When he was on the campaign trail, President Donald Trump painted himself as an uncritical champion of Israel — meaning he was willing to endorse pretty much anything Israeli Prime Minister Benjamin Netanyahu's government did, no matter how destructive it might be to the peace process. But with Mr. Netanyahu's first visit to Washington since Mr. Trump's inauguration looming on Wednesday, the new president has moderated his position on some key issues, leaving open at least the possibility that he could be a constructive player in the quest for a two-state solution to the Israeli-Palestinian conflict. If Mr. Netanyahu is serious about peace, that is.
The Israeli prime minister has made stringing American presidents along into something of an art form. He has consistently preached the need for peace while taking steps that make the possibility of its realization narrower and narrower. He and his supporters blame Palestinians for rejecting chances for peace when they had them and for continuing to support terrorist activities. There's truth to that. But Mr. Netanyahu has also played a critical role in driving the two sides apart, principally by indulging the more hard-line elements of his governing coalition by allowing continued expansion of Israeli settlements in the West Bank, gradually taking up land that would eventually form the heart of a Palestinian state.
In December, the United Nations condemned Israeli settlement building as a violation of international law, and in January, scores of world leaders warned that a two-state solution was at risk because of it. This month, Israel complied with a November court order to remove an illegal West Bank settlement, a move that angered hard liners in his coalition, and immediately thereafter, Mr. Netanyahu's government announced plans for thousands of additional settlements. He was evidently banking on a permissive reaction from the Trump government, rather than the pressure the Obama administration had placed on Israel to halt such activity.
But Mr. Trump, who had appointed as ambassador to Israel a staunch supporter of settlement building, made a surprise move by calling on Israel to halt such construction, at least until after his meeting with Mr. Netanyahu. On Friday, he went further, telling an Israeli newspaper that he did not think "going forward with these settlements is a good thing for peace." He has also backed away from a campaign promise to move the U.S. embassy from Tel Aviv to Jerusalem, a move that would surely have provoked the Palestinians and their supporters in the Arab world.
Settlement backers have long urged recognition of the hundreds of thousands of Israelis living in the West Bank as immutable "facts on the ground" that precluded a two-state solution. But Mr. Trump appears to be appreciating some other facts on the ground. In particular, if he wants to enlist Sunni Arab cooperation in the fight against ISIS, he can't afford to antagonize those nations by inflaming tensions over Israel. He's done enough damage already with his ban on travel to the U.S. from seven Muslim-majority nations.

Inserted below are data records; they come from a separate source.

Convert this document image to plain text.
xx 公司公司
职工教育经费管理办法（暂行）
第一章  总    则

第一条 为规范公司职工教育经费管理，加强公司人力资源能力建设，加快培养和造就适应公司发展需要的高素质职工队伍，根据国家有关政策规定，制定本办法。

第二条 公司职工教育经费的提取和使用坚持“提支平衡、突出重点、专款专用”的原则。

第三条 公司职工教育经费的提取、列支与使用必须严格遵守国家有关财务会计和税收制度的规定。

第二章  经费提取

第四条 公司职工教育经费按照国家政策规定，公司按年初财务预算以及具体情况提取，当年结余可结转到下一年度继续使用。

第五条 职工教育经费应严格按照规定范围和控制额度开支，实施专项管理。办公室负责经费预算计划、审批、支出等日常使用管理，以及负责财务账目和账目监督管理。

The president is reportedly considering using the often clandestine cooperation between Israel and those nations to contain Iranian influence in the region as the basis for multi-lateral talks on the Palestinian issue. It's not a new idea — at least the last two U.S. presidents have tried some variation of it. Whether it will work this time is anyone's guess, but it at least represents a realization by President Trump that acting like a far-right member of Mr. Netanyahu's cabinet was no recipe for peace.
But key questions remain. Will Mr. Netanyahu believe he can trust a president whose positions on fundamental issues in U.S.-Israeli relations have swung so wildly in a matter of weeks? Can he even have a candid conversation with someone who speaks (and tweets) with no apparent filter? And most of all, what matters more to Mr. Netanyahu, securing a lasting peace under a two-state solution, or keeping his government in power?